The radiation exposure related to the CT scan carried out as part of a PET/CT study depends on the intended use of the CT study and may differ from patient to patient.
Caveat
“Effective Dose” is a protection quantity that provides a dose value related to the probability of health detriment to an adult reference person due to stochastic effects from exposure to low doses of ionizing radiation. It should not be used to quantify the radiation risk for a single individual associated with a particular nuclear medicine examination. It is used to characterize a certain examination in comparison to alternatives, but it should be emphasized that if the actual risk to a certain patient population is to be assessed, it is mandatory to apply risk factors (per mSv) that are appropriate for the gender, the age distribution and the disease state of that population."
In the usual field of view extending from the nose down to the base of the heart, [18F]fluorocholine physiologically accumulates in the salivary glands, the liver, and usually with a lower intensity in the thyroid gland and the bone marrow. The interpretation of [18F]fluorocholine PET/CT in children or adolescents referred for localisation of hyperfunctioning PTs must consider the particularities of biodistribution of [18F]fluorocholine at that age, particularly the variable physiologic uptake by thymus and eventual [18F]fluorocholine uptake by growth plates or brown adipose tissue [58]. This last pitfall can be reduced or even avoided ensuring the patient is in a warm room at the time of injection and thereafter. Likewise, as with all pitfalls, the wrong interpretation rate can be significantly reduced by analysing the matching morphostructural on CT.
Any focal uptake posterior to the thyroid lobes or in the upper mediastinum should be considered as evocative of hyperfunctioning PT. CT images should be evaluated in search for corresponding lesion(s).
The 3 most common ectopic locations of PT are the thymus, para-or retroesophageal space, and thyroid. They pose a difficult differential diagnosis with other choline-positive lesions such as thyroid adenoma or carcinoma, thymoma or reactive non-specific lymph nodes. The most frequent situation corresponds to one or several choline-positive nodule(s) inside the thyroid gland [84], most frequently due to thyroid anomalies but that may correspond to ectopic intrathyroidal PTs, particularly if no extrathyroidal evocative choline focus is visible.
Some choline-positive foci correspond to malignant lesions which should not be overlooked in the interpretation, particularly breast, lung or cervical cancers.
Bone foci may correspond to brown tumours (fibrosa cystica) which can be improved or even cured by resolution of HPT. Foci in the jaws may prompt the research of a rare heritable cause of HPT: HPT-JT.

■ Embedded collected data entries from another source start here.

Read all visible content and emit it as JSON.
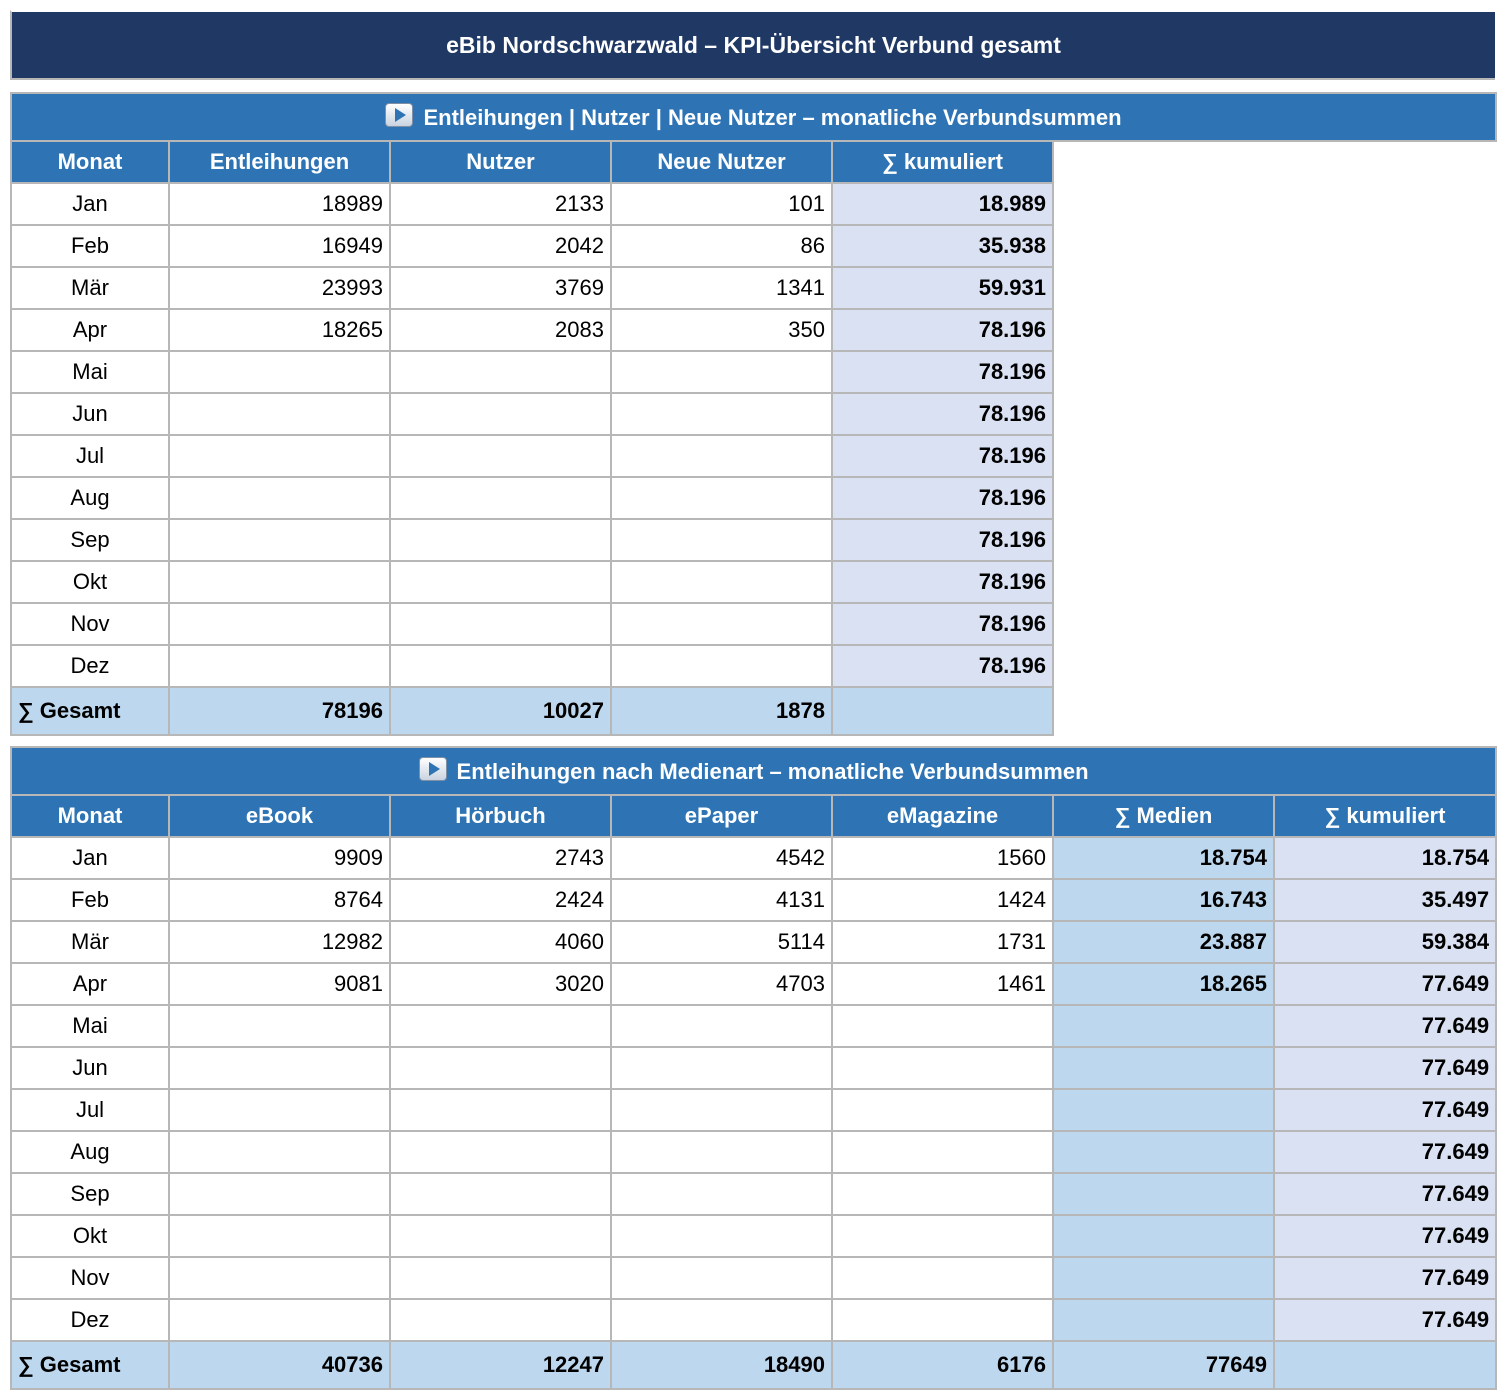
{
  "title": "eBib Nordschwarzwald – KPI-Übersicht Verbund gesamt",
  "table1": {
    "heading": "Entleihungen | Nutzer | Neue Nutzer  –  monatliche Verbundsummen",
    "columns": [
      "Monat",
      "Entleihungen",
      "Nutzer",
      "Neue Nutzer",
      "∑ kumuliert"
    ],
    "rows": [
      {
        "month": "Jan",
        "entleihungen": "18989",
        "nutzer": "2133",
        "neue": "101",
        "kum": "18.989"
      },
      {
        "month": "Feb",
        "entleihungen": "16949",
        "nutzer": "2042",
        "neue": "86",
        "kum": "35.938"
      },
      {
        "month": "Mär",
        "entleihungen": "23993",
        "nutzer": "3769",
        "neue": "1341",
        "kum": "59.931"
      },
      {
        "month": "Apr",
        "entleihungen": "18265",
        "nutzer": "2083",
        "neue": "350",
        "kum": "78.196"
      },
      {
        "month": "Mai",
        "entleihungen": "",
        "nutzer": "",
        "neue": "",
        "kum": "78.196"
      },
      {
        "month": "Jun",
        "entleihungen": "",
        "nutzer": "",
        "neue": "",
        "kum": "78.196"
      },
      {
        "month": "Jul",
        "entleihungen": "",
        "nutzer": "",
        "neue": "",
        "kum": "78.196"
      },
      {
        "month": "Aug",
        "entleihungen": "",
        "nutzer": "",
        "neue": "",
        "kum": "78.196"
      },
      {
        "month": "Sep",
        "entleihungen": "",
        "nutzer": "",
        "neue": "",
        "kum": "78.196"
      },
      {
        "month": "Okt",
        "entleihungen": "",
        "nutzer": "",
        "neue": "",
        "kum": "78.196"
      },
      {
        "month": "Nov",
        "entleihungen": "",
        "nutzer": "",
        "neue": "",
        "kum": "78.196"
      },
      {
        "month": "Dez",
        "entleihungen": "",
        "nutzer": "",
        "neue": "",
        "kum": "78.196"
      }
    ],
    "total": {
      "label": "∑ Gesamt",
      "entleihungen": "78196",
      "nutzer": "10027",
      "neue": "1878"
    }
  },
  "table2": {
    "heading": "Entleihungen nach Medienart  –  monatliche Verbundsummen",
    "columns": [
      "Monat",
      "eBook",
      "Hörbuch",
      "ePaper",
      "eMagazine",
      "∑ Medien",
      "∑ kumuliert"
    ],
    "rows": [
      {
        "month": "Jan",
        "ebook": "9909",
        "hoerbuch": "2743",
        "epaper": "4542",
        "emagazine": "1560",
        "medien": "18.754",
        "kum": "18.754"
      },
      {
        "month": "Feb",
        "ebook": "8764",
        "hoerbuch": "2424",
        "epaper": "4131",
        "emagazine": "1424",
        "medien": "16.743",
        "kum": "35.497"
      },
      {
        "month": "Mär",
        "ebook": "12982",
        "hoerbuch": "4060",
        "epaper": "5114",
        "emagazine": "1731",
        "medien": "23.887",
        "kum": "59.384"
      },
      {
        "month": "Apr",
        "ebook": "9081",
        "hoerbuch": "3020",
        "epaper": "4703",
        "emagazine": "1461",
        "medien": "18.265",
        "kum": "77.649"
      },
      {
        "month": "Mai",
        "ebook": "",
        "hoerbuch": "",
        "epaper": "",
        "emagazine": "",
        "medien": "",
        "kum": "77.649"
      },
      {
        "month": "Jun",
        "ebook": "",
        "hoerbuch": "",
        "epaper": "",
        "emagazine": "",
        "medien": "",
        "kum": "77.649"
      },
      {
        "month": "Jul",
        "ebook": "",
        "hoerbuch": "",
        "epaper": "",
        "emagazine": "",
        "medien": "",
        "kum": "77.649"
      },
      {
        "month": "Aug",
        "ebook": "",
        "hoerbuch": "",
        "epaper": "",
        "emagazine": "",
        "medien": "",
        "kum": "77.649"
      },
      {
        "month": "Sep",
        "ebook": "",
        "hoerbuch": "",
        "epaper": "",
        "emagazine": "",
        "medien": "",
        "kum": "77.649"
      },
      {
        "month": "Okt",
        "ebook": "",
        "hoerbuch": "",
        "epaper": "",
        "emagazine": "",
        "medien": "",
        "kum": "77.649"
      },
      {
        "month": "Nov",
        "ebook": "",
        "hoerbuch": "",
        "epaper": "",
        "emagazine": "",
        "medien": "",
        "kum": "77.649"
      },
      {
        "month": "Dez",
        "ebook": "",
        "hoerbuch": "",
        "epaper": "",
        "emagazine": "",
        "medien": "",
        "kum": "77.649"
      }
    ],
    "total": {
      "label": "∑ Gesamt",
      "ebook": "40736",
      "hoerbuch": "12247",
      "epaper": "18490",
      "emagazine": "6176",
      "medien": "77649"
    }
  },
  "icons": {
    "section_icon": "play-icon"
  },
  "colors": {
    "title_bg": "#1f3864",
    "header_bg": "#2e74b5",
    "total_bg": "#bdd7ee",
    "kum_bg": "#d9e1f2"
  }
}
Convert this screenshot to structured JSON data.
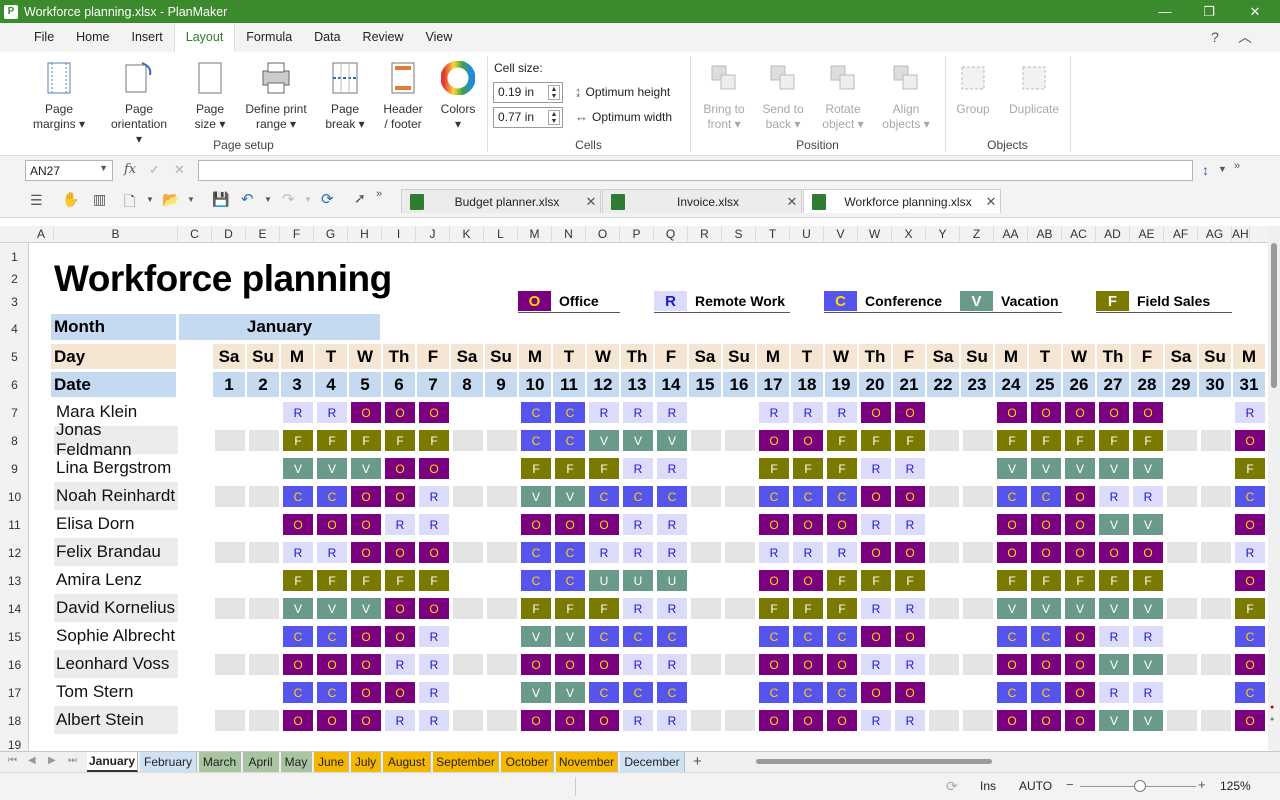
{
  "window": {
    "title": "Workforce planning.xlsx - PlanMaker",
    "app_icon": "P"
  },
  "menu": [
    "File",
    "Home",
    "Insert",
    "Layout",
    "Formula",
    "Data",
    "Review",
    "View"
  ],
  "menu_active": "Layout",
  "ribbon": {
    "page_setup": {
      "label": "Page setup",
      "buttons": [
        {
          "l1": "Page",
          "l2": "margins ▾"
        },
        {
          "l1": "Page",
          "l2": "orientation ▾"
        },
        {
          "l1": "Page",
          "l2": "size ▾"
        },
        {
          "l1": "Define print",
          "l2": "range ▾"
        },
        {
          "l1": "Page",
          "l2": "break ▾"
        },
        {
          "l1": "Header",
          "l2": "/ footer"
        },
        {
          "l1": "Colors",
          "l2": "▾"
        }
      ]
    },
    "cells": {
      "label": "Cells",
      "cell_size_label": "Cell size:",
      "height_value": "0.19 in",
      "width_value": "0.77 in",
      "opt_height": "Optimum height",
      "opt_width": "Optimum width"
    },
    "position": {
      "label": "Position",
      "buttons": [
        {
          "l1": "Bring to",
          "l2": "front ▾"
        },
        {
          "l1": "Send to",
          "l2": "back ▾"
        },
        {
          "l1": "Rotate",
          "l2": "object ▾"
        },
        {
          "l1": "Align",
          "l2": "objects ▾"
        }
      ]
    },
    "objects": {
      "label": "Objects",
      "buttons": [
        {
          "l1": "Group"
        },
        {
          "l1": "Duplicate"
        }
      ]
    }
  },
  "formula": {
    "cell_ref": "AN27",
    "fx": "fx",
    "value": ""
  },
  "doc_tabs": [
    {
      "name": "Budget planner.xlsx",
      "active": false
    },
    {
      "name": "Invoice.xlsx",
      "active": false
    },
    {
      "name": "Workforce planning.xlsx",
      "active": true
    }
  ],
  "columns": [
    "A",
    "B",
    "C",
    "D",
    "E",
    "F",
    "G",
    "H",
    "I",
    "J",
    "K",
    "L",
    "M",
    "N",
    "O",
    "P",
    "Q",
    "R",
    "S",
    "T",
    "U",
    "V",
    "W",
    "X",
    "Y",
    "Z",
    "AA",
    "AB",
    "AC",
    "AD",
    "AE",
    "AF",
    "AG",
    "AH"
  ],
  "rows": [
    "1",
    "2",
    "3",
    "4",
    "5",
    "6",
    "7",
    "8",
    "9",
    "10",
    "11",
    "12",
    "13",
    "14",
    "15",
    "16",
    "17",
    "18",
    "19"
  ],
  "sheet": {
    "title": "Workforce planning",
    "month_label": "Month",
    "month_value": "January",
    "day_label": "Day",
    "date_label": "Date",
    "legend": [
      {
        "code": "O",
        "label": "Office",
        "bg": "#7a0080",
        "fg": "#ffd700"
      },
      {
        "code": "R",
        "label": "Remote Work",
        "bg": "#dcdcfa",
        "fg": "#1a1acc"
      },
      {
        "code": "C",
        "label": "Conference",
        "bg": "#5555ee",
        "fg": "#ffd700"
      },
      {
        "code": "V",
        "label": "Vacation",
        "bg": "#6a9a8a",
        "fg": "#ffffff"
      },
      {
        "code": "F",
        "label": "Field Sales",
        "bg": "#7a7a00",
        "fg": "#ffffff"
      }
    ],
    "days": [
      "Sa",
      "Su",
      "M",
      "T",
      "W",
      "Th",
      "F",
      "Sa",
      "Su",
      "M",
      "T",
      "W",
      "Th",
      "F",
      "Sa",
      "Su",
      "M",
      "T",
      "W",
      "Th",
      "F",
      "Sa",
      "Su",
      "M",
      "T",
      "W",
      "Th",
      "F",
      "Sa",
      "Su",
      "M"
    ],
    "dates": [
      "1",
      "2",
      "3",
      "4",
      "5",
      "6",
      "7",
      "8",
      "9",
      "10",
      "11",
      "12",
      "13",
      "14",
      "15",
      "16",
      "17",
      "18",
      "19",
      "20",
      "21",
      "22",
      "23",
      "24",
      "25",
      "26",
      "27",
      "28",
      "29",
      "30",
      "31"
    ],
    "employees": [
      {
        "name": "Mara Klein",
        "sched": "..RROOO..CCRRR..RRROO..OOOOO..R"
      },
      {
        "name": "Jonas Feldmann",
        "sched": "..FFFFF..CCVVV..OOFFF..FFFFF..O"
      },
      {
        "name": "Lina Bergstrom",
        "sched": "..VVVOO..FFFRR..FFFRR..VVVVV..F"
      },
      {
        "name": "Noah Reinhardt",
        "sched": "..CCOOR..VVCCC..CCCOO..CCORR..C"
      },
      {
        "name": "Elisa Dorn",
        "sched": "..OOORR..OOORR..OOORR..OOOVV..O"
      },
      {
        "name": "Felix Brandau",
        "sched": "..RROOO..CCRRR..RRROO..OOOOO..R"
      },
      {
        "name": "Amira Lenz",
        "sched": "..FFFFF..CCUUU..OOFFF..FFFFF..O"
      },
      {
        "name": "David Kornelius",
        "sched": "..VVVOO..FFFRR..FFFRR..VVVVV..F"
      },
      {
        "name": "Sophie Albrecht",
        "sched": "..CCOOR..VVCCC..CCCOO..CCORR..C"
      },
      {
        "name": "Leonhard Voss",
        "sched": "..OOORR..OOORR..OOORR..OOOVV..O"
      },
      {
        "name": "Tom Stern",
        "sched": "..CCOOR..VVCCC..CCCOO..CCORR..C"
      },
      {
        "name": "Albert Stein",
        "sched": "..OOORR..OOORR..OOORR..OOOVV..O"
      }
    ]
  },
  "sheet_tabs": [
    {
      "name": "January",
      "color": "#ffffff",
      "active": true
    },
    {
      "name": "February",
      "color": "#cfe2f3"
    },
    {
      "name": "March",
      "color": "#a9c4a0"
    },
    {
      "name": "April",
      "color": "#a9c4a0"
    },
    {
      "name": "May",
      "color": "#a9c4a0"
    },
    {
      "name": "June",
      "color": "#f5b800"
    },
    {
      "name": "July",
      "color": "#f5b800"
    },
    {
      "name": "August",
      "color": "#f5b800"
    },
    {
      "name": "September",
      "color": "#f5b800"
    },
    {
      "name": "October",
      "color": "#f5b800"
    },
    {
      "name": "November",
      "color": "#f5b800"
    },
    {
      "name": "December",
      "color": "#cfe2f3"
    }
  ],
  "status": {
    "ins": "Ins",
    "mode": "AUTO",
    "zoom": "125%"
  },
  "colors": {
    "accent": "#3c8a2e",
    "header_blue": "#c5d9f1",
    "header_beige": "#f5e6d3",
    "weekend": "#e4e4e4",
    "unplanned": "#6a9a8a"
  }
}
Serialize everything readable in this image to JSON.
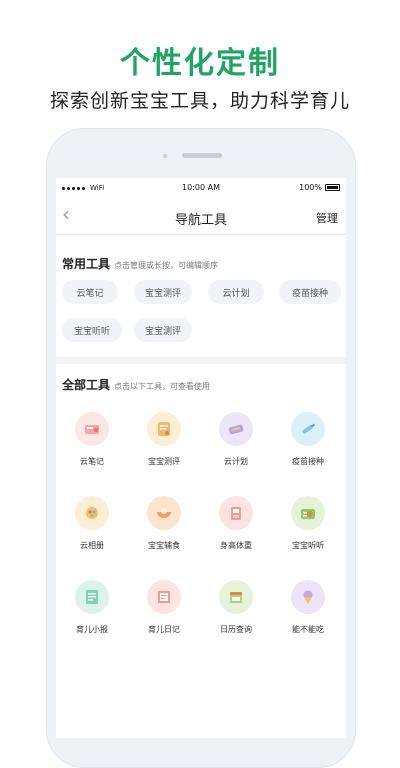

Some independent information can be derived from the low-dose CT, such as vascular calcifications or the presence of an arteria lusoria, of great importance for the surgeon in case of a right PT [61].
More complete information on the interpretation of the PET/CT the pitfalls may be found in review articles [57,58].
L-[methyl-11C]methionine: false positive results can occur in case of benign or malignant tumours (including head and neck tumours and thyroid adenoma). False negative results may occur in case of multiple gland hyperplasia, small adenomas, and diffuse thyroid disease [69, 85].
According to its Marketing Authorisation [18F]fluorocholine should be administered to patients without fluid restriction, fasting for at least 4 hours. The utility of this short fast, intended to avoid dilution of the tracer with choline digestive intake, has not been clearly documented.
Patients should be encouraged to drink adequately and urinate as often as possible, including after the examination, to reduce radiation exposure.
In order to avoid accumulation of the tracer at the muscular level, it is recommended to avoid any significant physical activity before the examination and between the injection and the examination.